10. The prodrug form of 2PAM (pro 2PAM) an important antidote for phosphate &
carbamate. Acetyl cholinesterase inhibitors used in insecticides & nerve gases. The polar
properties of 2PAM, a permanent cationic species, prevent this drug from being absorbed
following oral administration & restrict drug from access to brain, even after IV. Pro
2PAM is a dihydropiridine derivative that undergoes metabolic & chemical oxidation to
yield active drug 2PAM. The non-ionic pro 2PAM can easily cross blood brain barrier &
oxidation to 2PAM within the brain essentially traps the active cationic drug species
inside the brain.
Dopamine, a neurotransmitter produces vasodilation of renal tissue by binding to specific
receptors in kidney & used to treat renal hypertension. However, the therapeutic index of
dopamine is small as it precipitates high B.P. by interacting with α-adrenergic receptors.
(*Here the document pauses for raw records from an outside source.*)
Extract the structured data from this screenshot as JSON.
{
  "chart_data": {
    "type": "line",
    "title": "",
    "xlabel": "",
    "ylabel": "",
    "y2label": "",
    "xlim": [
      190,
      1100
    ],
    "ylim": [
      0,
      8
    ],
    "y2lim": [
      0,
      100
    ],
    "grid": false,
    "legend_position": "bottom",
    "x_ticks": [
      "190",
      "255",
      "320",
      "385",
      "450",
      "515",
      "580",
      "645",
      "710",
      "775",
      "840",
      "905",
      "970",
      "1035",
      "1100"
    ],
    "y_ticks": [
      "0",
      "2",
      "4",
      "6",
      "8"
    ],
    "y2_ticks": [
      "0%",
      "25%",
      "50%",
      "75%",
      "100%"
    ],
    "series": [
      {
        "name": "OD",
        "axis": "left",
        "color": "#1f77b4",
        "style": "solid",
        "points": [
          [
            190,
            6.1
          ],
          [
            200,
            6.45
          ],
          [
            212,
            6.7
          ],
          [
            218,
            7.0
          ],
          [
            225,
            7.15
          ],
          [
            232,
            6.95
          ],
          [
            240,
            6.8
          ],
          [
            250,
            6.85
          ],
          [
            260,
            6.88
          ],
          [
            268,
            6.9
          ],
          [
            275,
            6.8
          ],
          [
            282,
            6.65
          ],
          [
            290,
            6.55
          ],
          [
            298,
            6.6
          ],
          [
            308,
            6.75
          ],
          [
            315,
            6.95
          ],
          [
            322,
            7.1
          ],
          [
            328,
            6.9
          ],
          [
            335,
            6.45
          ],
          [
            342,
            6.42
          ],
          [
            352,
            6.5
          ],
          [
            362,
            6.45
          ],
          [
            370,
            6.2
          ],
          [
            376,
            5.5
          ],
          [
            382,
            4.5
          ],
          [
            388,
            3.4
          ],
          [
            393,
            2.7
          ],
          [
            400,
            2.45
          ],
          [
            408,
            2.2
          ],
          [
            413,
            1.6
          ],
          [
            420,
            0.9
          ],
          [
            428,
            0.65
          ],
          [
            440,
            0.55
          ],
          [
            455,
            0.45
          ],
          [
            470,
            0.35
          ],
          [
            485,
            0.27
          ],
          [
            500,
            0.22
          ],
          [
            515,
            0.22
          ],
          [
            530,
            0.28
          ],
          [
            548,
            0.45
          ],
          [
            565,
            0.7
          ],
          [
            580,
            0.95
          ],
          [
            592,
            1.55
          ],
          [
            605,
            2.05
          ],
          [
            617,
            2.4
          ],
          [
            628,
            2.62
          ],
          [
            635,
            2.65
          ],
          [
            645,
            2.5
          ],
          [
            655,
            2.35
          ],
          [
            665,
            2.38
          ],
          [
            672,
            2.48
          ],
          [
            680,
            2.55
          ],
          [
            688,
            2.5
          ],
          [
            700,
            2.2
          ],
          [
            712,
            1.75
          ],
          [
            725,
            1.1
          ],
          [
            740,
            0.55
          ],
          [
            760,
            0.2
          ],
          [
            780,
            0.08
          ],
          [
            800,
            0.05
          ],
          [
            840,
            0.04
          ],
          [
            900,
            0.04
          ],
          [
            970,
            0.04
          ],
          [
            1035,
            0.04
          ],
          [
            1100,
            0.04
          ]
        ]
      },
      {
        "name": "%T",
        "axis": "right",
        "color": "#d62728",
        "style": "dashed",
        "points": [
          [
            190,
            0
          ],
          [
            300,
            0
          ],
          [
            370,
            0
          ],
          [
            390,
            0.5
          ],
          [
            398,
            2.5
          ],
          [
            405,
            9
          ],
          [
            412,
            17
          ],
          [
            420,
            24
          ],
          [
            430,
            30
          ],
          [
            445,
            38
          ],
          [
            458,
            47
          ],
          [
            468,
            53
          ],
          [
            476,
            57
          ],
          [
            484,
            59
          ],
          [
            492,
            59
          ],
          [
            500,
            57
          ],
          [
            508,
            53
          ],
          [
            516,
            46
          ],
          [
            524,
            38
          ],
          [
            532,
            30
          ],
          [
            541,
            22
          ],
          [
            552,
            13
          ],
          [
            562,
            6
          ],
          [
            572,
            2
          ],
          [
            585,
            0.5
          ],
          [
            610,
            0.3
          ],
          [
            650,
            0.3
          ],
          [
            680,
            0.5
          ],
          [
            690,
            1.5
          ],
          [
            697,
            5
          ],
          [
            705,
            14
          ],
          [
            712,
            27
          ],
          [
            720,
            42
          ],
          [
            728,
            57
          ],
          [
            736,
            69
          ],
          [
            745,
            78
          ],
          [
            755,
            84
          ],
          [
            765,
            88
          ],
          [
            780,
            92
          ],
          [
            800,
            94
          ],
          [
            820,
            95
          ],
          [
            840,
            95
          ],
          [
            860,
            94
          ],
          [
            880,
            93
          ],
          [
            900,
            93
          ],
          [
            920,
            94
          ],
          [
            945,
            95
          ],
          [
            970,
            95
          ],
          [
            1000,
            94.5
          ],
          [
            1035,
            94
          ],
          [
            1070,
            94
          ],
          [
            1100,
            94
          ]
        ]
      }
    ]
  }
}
This can be overcome by taking advantage of the fact that the γ-glutamyl derivatives of
amino acid & peptides selectively accumulate in kidneys. Such a derivative of dopamine,
on reaching kidneys is acted upon successively by 2 enzymes, present in high
concentration in renal tissues, γ-glutamyl trans peptidase & L-aromatic amino acid
decarboxylase to release the active drug dopamine locally. The increase in dopamine
levels produces a marked increase in renal blood flow.
11. CONCLUSION – Still further research works are undergone to formulate most suitable prodrug
for selective drug molecules, with enhanced & selective delivery of drug at the target site.